Note that if $E$ is actually a field(not simply a division ring), then $I$ is a vector space over $E$. Let’s suppose that $dim_E(I)<\infty$, then this result shows that the simple ring $M_I$ is the matrix ring $End_E(I)$. This is really a nice description of simple rings.

So, let’s return to the semisimple case: suppose again $R$ is a semisimple ring, then $R\simeq \bigoplus_I M_I$, each summand is a matrix algebra over some division ring $E_I=End_{M_I}(I)$.

Now we want to concentrate ourselves to some special (semi)simple rings: rings that are algebras over some field.

One special case

Let’s fix a field $k$. Suppose $R$ is a finite dimensional $k$-algebra and a semisimple ring, then each $M_I$ is a finite dimensional $k$-algebra and a simple ring. Now each $E_I=End_{M_I}(I)$ is a division ring and at the same time a $k$-algebra, which is finite dimensional since $End_{M_I}(I)\subset End_k(I)$.
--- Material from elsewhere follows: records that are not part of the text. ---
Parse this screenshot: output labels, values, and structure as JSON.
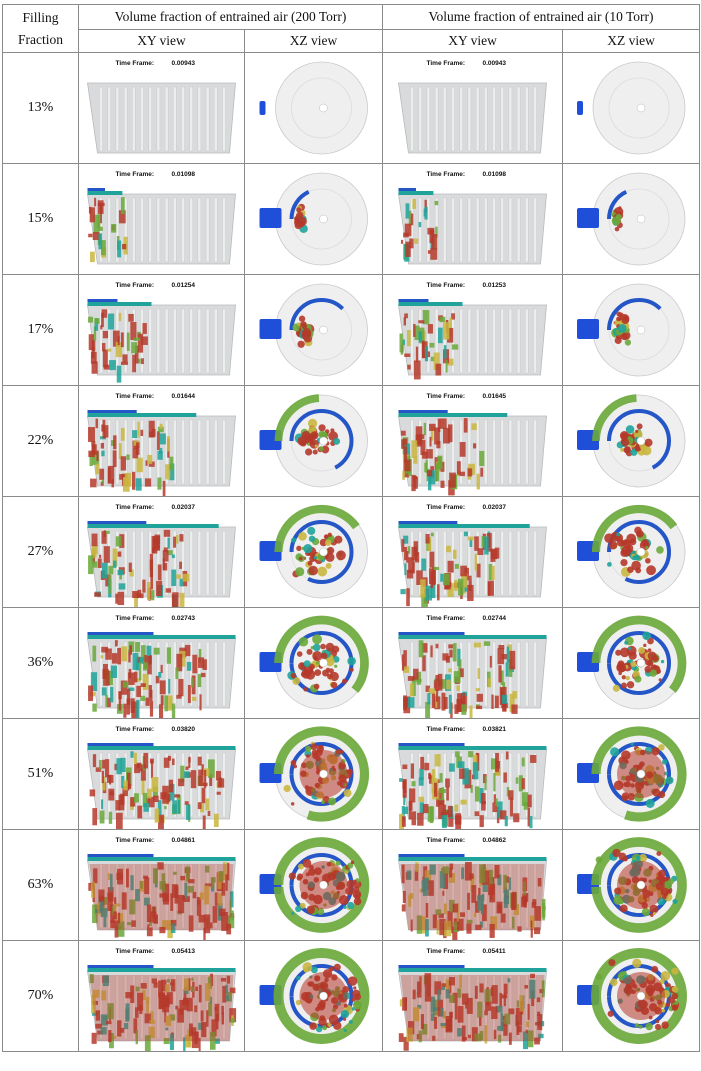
{
  "header": {
    "col_filling": "Filling",
    "col_fraction": "Fraction",
    "group_200": "Volume fraction of entrained air (200 Torr)",
    "group_10": "Volume fraction of entrained air (10 Torr)",
    "xy_view": "XY view",
    "xz_view": "XZ view"
  },
  "time_label": "Time Frame:",
  "rows": [
    {
      "fraction": "13%",
      "stage": 0.0,
      "t200": "0.00943",
      "t10": "0.00943"
    },
    {
      "fraction": "15%",
      "stage": 0.12,
      "t200": "0.01098",
      "t10": "0.01098"
    },
    {
      "fraction": "17%",
      "stage": 0.25,
      "t200": "0.01254",
      "t10": "0.01253"
    },
    {
      "fraction": "22%",
      "stage": 0.45,
      "t200": "0.01644",
      "t10": "0.01645"
    },
    {
      "fraction": "27%",
      "stage": 0.55,
      "t200": "0.02037",
      "t10": "0.02037"
    },
    {
      "fraction": "36%",
      "stage": 0.68,
      "t200": "0.02743",
      "t10": "0.02744"
    },
    {
      "fraction": "51%",
      "stage": 0.8,
      "t200": "0.03820",
      "t10": "0.03821"
    },
    {
      "fraction": "63%",
      "stage": 0.92,
      "t200": "0.04861",
      "t10": "0.04862"
    },
    {
      "fraction": "70%",
      "stage": 1.0,
      "t200": "0.05413",
      "t10": "0.05411"
    }
  ],
  "colors": {
    "shell": "#d9dadc",
    "shell_edge": "#b8babd",
    "gate": "#1f4fd8",
    "red": "#b5392a",
    "green": "#6aa83a",
    "teal": "#1fa39a",
    "yellow": "#c9b640",
    "ring_blue": "#2456c8"
  }
}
Now let’s make a simple yet illuminating calculation. Suppose that $M_I\simeq I^{\bigoplus d_I}, n_I=dim_{E_I}(I)$. Then we have that

$dim_k(M_I)=d_Idim_k(I)=d_In_Idim_k(E_I)$

Yet $M_I\simeq End_{E_I}(I)$, thus

$dim_k(M_I)=n_I^2dim_k(E_I)$

Combining these two results, we get that

$n_Id_I=n_I^2\implies n_I=d_I$

So we have that $M_I\simeq M_{n_I}(E_I)$, the matrix ring with coefficients in $E_I$. And in general, $R\simeq\bigoplus_I M_{n_I}(E_I)$.

If we suppose that $k$ is algebraically closed, we should have that $k=E_I$ for all $I$.

One simple application

As an application of this result, we consider the representation theory of a finite group $G$ with $char(k)\not| |G|$. We set $R=k[G]$, the group algebra of dimension $dim_k(R)=|G|$. We can show that $R$ is semisimple(we will talk about this proof in another post). We supple also that $k$ is algebraically closed, then according to the above result, we have

$k[G]\simeq\bigoplus M_{n_I}(k)$

In other words, we have $|G|=\sum_In_I^2$. Besides, each $I$ is an irreducible representation of $G$, so in the end we get a fundamental result in the representation theory of finite groups

$|G|=\sum_Vdim_k(V)^2$

where $V$ runs through all the irreducible representations of $G$.